Who's in charge of your body?
Mankind generally is educated to believe a person can turn the responsibility for his body over to someone else. If the body is disordered, we are urged to take it to someone knowledgeable about bodies to fix it, thereby relinquishing responsibility for its health. This outlook is based on the belief that the body is a material object made up of components that can, of their own volition, function properly or improperly.
But many people are waking up to the fact (which Christian Science has taught for over a hundred years) that the body reflects and expresses an individual's thought; that one's health cannot be separated from the mental concept he entertains about himself.
Mrs. Eddy tells us in Science and Health, "Take possession of your body, and govern its feeling and action." Science and Health, p. 393;
One who studies the Bible deeply—and in the light of Christian Science—learns to stop thinking of himself as a mortal. Instead, he works toward the wholeness and purity Christ Jesus described when he said, "Be ye therefore perfect, even as your Father which is in heaven is perfect." Matt. 5:48;
Achieving this goal requires that we recognize God as the sole origin of all creation. The only authority or power, then, is given by God and can be exercised solely by God and His child. Mrs. Eddy states: "Mind is the master of the corporeal senses, and can conquer sickness, sin, and death. Exercise this God-given authority." Science and Health, p. 393; Only in proportion as we recognize our sonship with God—our spiritual identity—can we actually fulfill that command.
I was thinking about this when I was serving on a bylaws committee for a branch church and had studied Robert's Rules of Order. The study suggested an interesting analogy. Parliamentary rules provide for a chairman to conduct the meetings of an assembly. The chairman has jurisdiction over the meeting. If a member of the assembly wishes to speak, the chairman must first determine whether he should be allowed to do so. If the chairman recognizes this right, he yields the floor to the member. If the chairman does not acknowledge a member's request to speak, that member must remain silent.
How does this relate to the body and how to "govern its feeling and action"? In the Bible, drawing an analogy between the physical body and the Church of Christ, Paul refers to the members of the body almost as he would to the members of an assembly: "...the body is one, and hath many members, and all the members of that one body, being many, are one body .... The body is not one member, but many....Now are they many members, yet but one body." I Cor. 12:12, 14, 20;
Each one, as he perceives himself to be God's child, might think of himself as the chairman of his own assembly (experience), vested with responsibility for its conduct.

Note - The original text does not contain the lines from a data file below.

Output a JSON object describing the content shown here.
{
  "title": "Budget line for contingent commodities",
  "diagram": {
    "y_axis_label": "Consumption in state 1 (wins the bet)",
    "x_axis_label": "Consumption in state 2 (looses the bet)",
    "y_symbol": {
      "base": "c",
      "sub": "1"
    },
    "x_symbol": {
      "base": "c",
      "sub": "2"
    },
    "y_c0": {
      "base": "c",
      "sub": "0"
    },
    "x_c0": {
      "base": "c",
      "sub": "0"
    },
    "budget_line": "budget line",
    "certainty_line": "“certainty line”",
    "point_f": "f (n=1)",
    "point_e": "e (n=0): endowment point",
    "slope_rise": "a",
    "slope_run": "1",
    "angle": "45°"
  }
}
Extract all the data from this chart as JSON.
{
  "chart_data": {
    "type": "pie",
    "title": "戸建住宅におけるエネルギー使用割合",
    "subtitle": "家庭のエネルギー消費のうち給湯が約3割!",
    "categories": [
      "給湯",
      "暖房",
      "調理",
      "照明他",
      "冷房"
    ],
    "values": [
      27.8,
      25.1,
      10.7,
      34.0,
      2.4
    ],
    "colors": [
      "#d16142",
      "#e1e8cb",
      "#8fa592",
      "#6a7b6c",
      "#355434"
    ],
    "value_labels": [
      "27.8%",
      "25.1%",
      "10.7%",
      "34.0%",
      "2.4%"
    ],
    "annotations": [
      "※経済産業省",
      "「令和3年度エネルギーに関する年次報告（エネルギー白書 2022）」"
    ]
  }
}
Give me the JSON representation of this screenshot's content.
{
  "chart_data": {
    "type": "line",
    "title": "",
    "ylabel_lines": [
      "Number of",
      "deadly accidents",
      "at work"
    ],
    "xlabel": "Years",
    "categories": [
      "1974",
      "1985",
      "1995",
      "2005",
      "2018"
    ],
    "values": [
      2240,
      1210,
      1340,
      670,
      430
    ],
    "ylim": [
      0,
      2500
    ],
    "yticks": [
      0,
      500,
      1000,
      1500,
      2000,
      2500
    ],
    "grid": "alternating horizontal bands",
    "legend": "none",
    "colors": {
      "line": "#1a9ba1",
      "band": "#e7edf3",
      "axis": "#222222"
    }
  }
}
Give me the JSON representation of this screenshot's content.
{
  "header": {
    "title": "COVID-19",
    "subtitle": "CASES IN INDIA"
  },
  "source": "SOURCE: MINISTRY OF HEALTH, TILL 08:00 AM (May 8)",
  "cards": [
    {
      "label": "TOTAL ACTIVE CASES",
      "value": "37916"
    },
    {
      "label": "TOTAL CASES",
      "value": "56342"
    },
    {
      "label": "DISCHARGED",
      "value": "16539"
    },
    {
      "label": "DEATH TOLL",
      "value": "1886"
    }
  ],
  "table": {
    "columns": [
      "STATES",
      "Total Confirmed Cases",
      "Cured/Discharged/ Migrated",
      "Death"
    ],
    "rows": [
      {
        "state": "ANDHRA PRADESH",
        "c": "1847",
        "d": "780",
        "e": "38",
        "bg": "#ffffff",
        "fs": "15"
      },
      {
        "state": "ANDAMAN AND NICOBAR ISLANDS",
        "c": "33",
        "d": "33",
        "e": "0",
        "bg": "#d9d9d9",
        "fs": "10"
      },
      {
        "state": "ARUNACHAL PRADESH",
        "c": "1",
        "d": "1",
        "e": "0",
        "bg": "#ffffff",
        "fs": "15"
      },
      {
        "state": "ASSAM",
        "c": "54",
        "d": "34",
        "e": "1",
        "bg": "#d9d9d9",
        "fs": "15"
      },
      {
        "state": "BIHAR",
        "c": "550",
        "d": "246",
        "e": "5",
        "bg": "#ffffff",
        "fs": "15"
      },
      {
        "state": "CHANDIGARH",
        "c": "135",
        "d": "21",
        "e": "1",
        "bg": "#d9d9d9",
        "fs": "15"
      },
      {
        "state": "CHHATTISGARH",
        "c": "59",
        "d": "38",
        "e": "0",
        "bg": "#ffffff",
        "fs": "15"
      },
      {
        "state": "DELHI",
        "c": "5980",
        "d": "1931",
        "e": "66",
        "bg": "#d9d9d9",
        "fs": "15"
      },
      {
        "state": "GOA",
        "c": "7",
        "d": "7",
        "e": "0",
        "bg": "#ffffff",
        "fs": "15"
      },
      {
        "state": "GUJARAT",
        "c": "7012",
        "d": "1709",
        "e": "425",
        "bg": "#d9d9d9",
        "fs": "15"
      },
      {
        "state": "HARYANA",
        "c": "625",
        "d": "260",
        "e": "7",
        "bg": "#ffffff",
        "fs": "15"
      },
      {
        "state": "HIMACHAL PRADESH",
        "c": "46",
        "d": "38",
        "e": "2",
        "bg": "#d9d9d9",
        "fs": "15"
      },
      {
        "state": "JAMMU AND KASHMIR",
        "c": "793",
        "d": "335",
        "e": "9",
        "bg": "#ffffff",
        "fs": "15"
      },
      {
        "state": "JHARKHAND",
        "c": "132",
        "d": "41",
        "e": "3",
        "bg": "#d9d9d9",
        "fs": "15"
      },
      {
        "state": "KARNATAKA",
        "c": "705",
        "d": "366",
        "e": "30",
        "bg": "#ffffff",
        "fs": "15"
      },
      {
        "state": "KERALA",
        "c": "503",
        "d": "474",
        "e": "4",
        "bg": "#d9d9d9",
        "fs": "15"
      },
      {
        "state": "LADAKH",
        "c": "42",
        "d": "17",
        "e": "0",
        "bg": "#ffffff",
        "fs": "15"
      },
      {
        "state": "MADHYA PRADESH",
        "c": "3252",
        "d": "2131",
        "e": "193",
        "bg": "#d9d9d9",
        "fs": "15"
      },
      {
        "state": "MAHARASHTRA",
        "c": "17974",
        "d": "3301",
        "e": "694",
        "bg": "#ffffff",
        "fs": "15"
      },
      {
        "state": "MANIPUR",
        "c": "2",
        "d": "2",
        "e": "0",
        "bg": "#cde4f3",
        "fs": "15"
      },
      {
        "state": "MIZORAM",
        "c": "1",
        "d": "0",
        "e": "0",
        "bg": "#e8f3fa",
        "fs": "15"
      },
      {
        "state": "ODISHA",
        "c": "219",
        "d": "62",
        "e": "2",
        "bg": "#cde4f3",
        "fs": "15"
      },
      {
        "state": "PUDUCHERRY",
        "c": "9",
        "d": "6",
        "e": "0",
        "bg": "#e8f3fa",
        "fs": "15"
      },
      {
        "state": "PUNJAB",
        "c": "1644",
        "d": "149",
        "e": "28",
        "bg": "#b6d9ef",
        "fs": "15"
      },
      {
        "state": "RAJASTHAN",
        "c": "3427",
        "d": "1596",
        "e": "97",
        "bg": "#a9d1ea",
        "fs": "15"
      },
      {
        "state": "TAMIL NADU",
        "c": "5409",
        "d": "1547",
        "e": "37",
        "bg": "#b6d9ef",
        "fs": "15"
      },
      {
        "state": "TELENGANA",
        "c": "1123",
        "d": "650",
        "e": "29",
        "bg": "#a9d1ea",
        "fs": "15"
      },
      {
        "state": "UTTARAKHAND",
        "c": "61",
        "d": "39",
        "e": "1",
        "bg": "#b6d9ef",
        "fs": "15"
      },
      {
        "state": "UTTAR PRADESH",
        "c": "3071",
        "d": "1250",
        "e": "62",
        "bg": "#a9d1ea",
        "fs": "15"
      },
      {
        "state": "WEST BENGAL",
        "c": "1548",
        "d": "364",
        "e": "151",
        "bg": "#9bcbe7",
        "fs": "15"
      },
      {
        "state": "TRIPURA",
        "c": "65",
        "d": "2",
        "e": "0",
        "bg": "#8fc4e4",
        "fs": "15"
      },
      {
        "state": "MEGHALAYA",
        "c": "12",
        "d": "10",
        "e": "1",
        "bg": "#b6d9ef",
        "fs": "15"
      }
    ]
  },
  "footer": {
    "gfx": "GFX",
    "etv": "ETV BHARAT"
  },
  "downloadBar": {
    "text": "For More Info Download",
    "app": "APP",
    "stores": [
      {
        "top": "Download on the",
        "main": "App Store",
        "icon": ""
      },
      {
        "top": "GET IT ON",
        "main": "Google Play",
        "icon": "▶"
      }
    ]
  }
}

That obligation does not belong to the individual personally, as the assertion of human will or ego, but rather as Jesus' example shows: "I can of mine own self do nothing: as I hear, I judge." John 5:30; The attempt to control our bodies by exercising a human mind over matter is futile. We cannot will our way to health.
Instead, we recognize that because man reflects God, His expression must be like Him. Since God is perfect, we, as reflection, are also perfect. Understanding this, one can begin to exercise the dominion God has given us. Mrs. Eddy advises: "Mentally contradict every complaint from the body, and rise to the true consciousness of Life as Love,—as all that is pure, and bearing the fruits of Spirit." Science and Health, p. 391;
One night I woke with severe cramps in my legs. I was tempted to listen to their complaints. But the thought of exercising my position as chairman of my own assembly came quickly to mind. Knowing myself as a child of God, I had the prerogative to refuse to let any part of my body "speak." I remembered reading in Science and Health: "Do the muscles talk, or do you talk for them?" ibid., p. 217.
I quickly took control of the situation and quietly but firmly called the "member" out of order, denying my legs the right to tell me how they felt. As chairman of my assembly (body), once having refused to recognize the members' (legs') right to speak, I didn't dillydally arguing the point but instead proceeded immediately to consider "in order" business.
I gave my entire attention to contemplating my incorporeal identity, praising God for His ever-presence; and I recognized that this concept called a physical body was not my true being.
There was no further pain. Without recognition by the chairman, the members could not voice an opinion.
Insofar as we recognize our real identity, pure spiritual consciousness, instead of a mortal mind and matter body, and let this recognition regenerate our living, we are each the chairman of our own assembly and fully govern its members.